Le premier long métrage est très souvent une œuvre à forte valeur autobiographique : l’artiste n’a pour l’heure que le terreau de sa propre existence à exploiter, dans un sentiment d’urgence cathartique nécessaire avant d’aller explorer de nouvelles contrées. C’est exactement le cas de Sophy Romvari qui avec Blue Heron revient sur son enfance dans les années 90, dans une famille d’origine hongroise expatriée au Canada. Une chronique à la nostalgie feutrée, qui traque dans un premier temps le temps suspendu des vacances estivales vécues par le prisme d’une enfant au milieu d’une fratrie animée. Par touches successives, un paysage intime se dessine, dans lequel la parole (travaillée par l’accent hongrois et le recours à la langue maternelle dans quelques échanges parentaux) est assignée à l’arrière-plan : la jeune Sasha, de tous ses yeux, regarde. La future cinéaste, sous l’influence d’un père qui filme et photographie la famille, observe, trouve dans les temps morts les ferments d’un imaginaire, et, surtout, développe une acuité qui la rend sensible aux non-dits.
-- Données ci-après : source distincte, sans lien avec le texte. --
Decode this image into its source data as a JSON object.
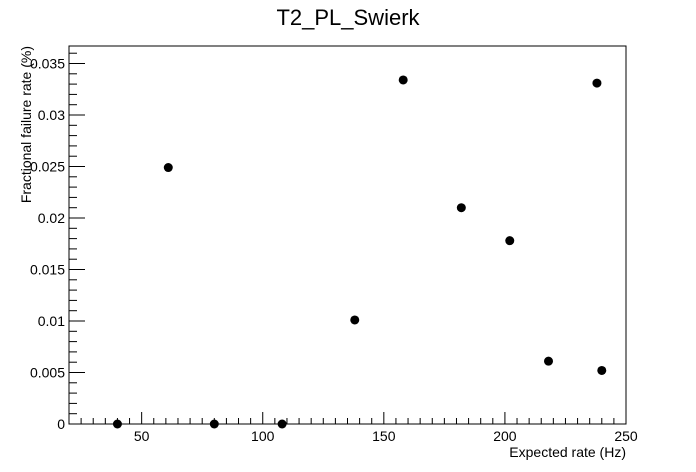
{
  "chart_data": {
    "type": "scatter",
    "title": "T2_PL_Swierk",
    "xlabel": "Expected rate (Hz)",
    "ylabel": "Fractional failure rate (%)",
    "xlim": [
      20,
      250
    ],
    "ylim": [
      0,
      0.0367
    ],
    "x_ticks": [
      50,
      100,
      150,
      200,
      250
    ],
    "x_tick_labels": [
      "50",
      "100",
      "150",
      "200",
      "250"
    ],
    "y_ticks": [
      0,
      0.005,
      0.01,
      0.015,
      0.02,
      0.025,
      0.03,
      0.035
    ],
    "y_tick_labels": [
      "0",
      "0.005",
      "0.01",
      "0.015",
      "0.02",
      "0.025",
      "0.03",
      "0.035"
    ],
    "grid": false,
    "legend": "none",
    "marker_color": "#000000",
    "points": [
      {
        "x": 40,
        "y": 0
      },
      {
        "x": 61,
        "y": 0.0249
      },
      {
        "x": 80,
        "y": 0
      },
      {
        "x": 108,
        "y": 0
      },
      {
        "x": 138,
        "y": 0.0101
      },
      {
        "x": 158,
        "y": 0.0334
      },
      {
        "x": 182,
        "y": 0.021
      },
      {
        "x": 202,
        "y": 0.0178
      },
      {
        "x": 218,
        "y": 0.0061
      },
      {
        "x": 238,
        "y": 0.0331
      },
      {
        "x": 240,
        "y": 0.0052
      }
    ]
  }
}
Car ce récit voyeuriste à hauteur d’enfant est relève surtout de la reconquête, voire la contre-enquête sur en drame familial : celui d’un frère ainé différent, dont on ne nommera jamais clairement le symptôme, mais qui s’isole, se cabre, s’oppose, détraque la mécanique du groupe. Sasha, par les fenêtres, l’entrebâillement des portes, écoute, observe et prend comme elle le peut les fragments d’une crise qui semble dénuée de solutions. Ce frère à la parole d’une rareté extrême, dont la principale réplique probablement fantasmée (“Je pense qu’il y a beaucoup de choses dont tu ne te souviens pas”) résume le cœur du film.
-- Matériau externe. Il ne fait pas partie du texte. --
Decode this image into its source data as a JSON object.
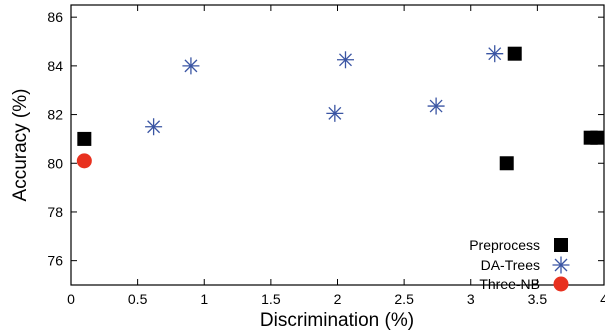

La cohabitation avec le présent, 20 ans plus tard, prolonge cette école du regard et de l’écoute, par les enregistrements audiovisuels des témoins, et le travail d’une mémoire qui, par le temps parcouru, pourrait être à même de comprendre ce qui avait été simplement observé à l’époque. On pense bien évidemment au film de Charlotte Wells Aftersun dans cette douleur rétrospective, mais également au travail de Carla Simón, particulièrement dans la porosité croissante entre les périodes, jusqu’à une immersion transgressive qui n’est pas sans évoquer l’épilogue du récent Romería. Loin de vanter les mérites surnaturels de la fiction ou d’une reconstruction par l’art, le film affronte l’impuissance, de l’échec, du deuil et de la culpabilité pour honorer la mémoire d’un être opaque et, par là-même, lui donner la possibilité de partir plus paisiblement.